ETAF Urges Clarifications Ahead of 2026 Review of Whistleblower Protection Directive
On 17 September 2025, the European Tax Adviser Federation (ETAF) submitted comments to the European Commission ahead of the 2026 evaluation of the Whistleblower Protection Directive, calling for clearer terminology and reduced administrative burdens.
The Directive establishes minimum EU-wide protections for individuals reporting breaches of Union law and requires Member States to ensure that organisations with 50 or more employees set up internal reporting channels (→eucrim 4/2019, 238-239). The ETAF acknowledges that the rules have strengthened ethical behaviour but warns that inconsistent national interpretations undermine legal certainty.

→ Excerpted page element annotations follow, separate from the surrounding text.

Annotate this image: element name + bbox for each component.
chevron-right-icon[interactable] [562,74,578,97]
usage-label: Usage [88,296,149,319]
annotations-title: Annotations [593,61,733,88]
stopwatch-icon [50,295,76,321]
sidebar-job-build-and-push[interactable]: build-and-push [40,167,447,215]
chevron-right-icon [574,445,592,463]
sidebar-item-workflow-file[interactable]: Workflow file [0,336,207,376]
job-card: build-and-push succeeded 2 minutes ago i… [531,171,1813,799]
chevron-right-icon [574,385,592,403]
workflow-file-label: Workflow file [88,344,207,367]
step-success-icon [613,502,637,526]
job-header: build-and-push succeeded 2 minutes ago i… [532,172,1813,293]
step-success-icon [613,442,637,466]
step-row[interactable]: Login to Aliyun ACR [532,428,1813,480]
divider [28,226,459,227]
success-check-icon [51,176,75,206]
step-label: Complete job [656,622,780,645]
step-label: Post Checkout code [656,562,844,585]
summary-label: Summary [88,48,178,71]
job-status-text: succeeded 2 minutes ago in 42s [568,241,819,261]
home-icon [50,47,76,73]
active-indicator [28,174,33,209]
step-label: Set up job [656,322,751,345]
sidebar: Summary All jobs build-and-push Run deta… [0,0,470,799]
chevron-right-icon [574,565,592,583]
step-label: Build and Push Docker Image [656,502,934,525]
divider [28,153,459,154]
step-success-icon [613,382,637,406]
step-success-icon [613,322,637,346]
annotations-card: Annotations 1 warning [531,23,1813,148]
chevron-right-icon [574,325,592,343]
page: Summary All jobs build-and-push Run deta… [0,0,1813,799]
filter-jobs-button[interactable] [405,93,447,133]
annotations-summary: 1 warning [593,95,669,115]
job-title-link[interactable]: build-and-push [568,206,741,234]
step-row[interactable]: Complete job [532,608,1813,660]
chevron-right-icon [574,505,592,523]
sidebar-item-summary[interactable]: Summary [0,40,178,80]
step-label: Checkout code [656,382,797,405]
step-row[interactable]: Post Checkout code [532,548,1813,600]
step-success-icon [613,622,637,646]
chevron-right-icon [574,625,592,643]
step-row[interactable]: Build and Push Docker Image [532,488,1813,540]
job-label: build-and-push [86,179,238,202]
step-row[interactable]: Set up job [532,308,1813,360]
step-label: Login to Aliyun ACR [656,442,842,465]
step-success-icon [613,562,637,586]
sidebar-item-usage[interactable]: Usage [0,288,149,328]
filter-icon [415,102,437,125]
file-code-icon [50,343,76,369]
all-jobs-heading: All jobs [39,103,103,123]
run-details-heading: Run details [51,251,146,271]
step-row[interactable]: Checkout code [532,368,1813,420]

Central to the ETAF’s concerns: the uneven transposition of the English term for "legal professional privilege". Germany, for instance, translated it as “attorney-client privilege,” limiting the exemption to lawyers and excluding tax advisers, despite their statutory confidentiality obligations. Austria, by contrast, extends the protection to auditors and tax advisers through a purpose-driven approach. The ETAF argues that such divergences have created inconsistency across the EU and calls for a uniform, more accurate term in future – such as “duty of confidentiality of the legal professions.”
Another concern is the bureaucratic burden created by the Directive’s requirement for internal reporting channels. The ETAF proposes raising the employee threshold from 50 to at least 100, which would ease compliance costs for medium-sized firms.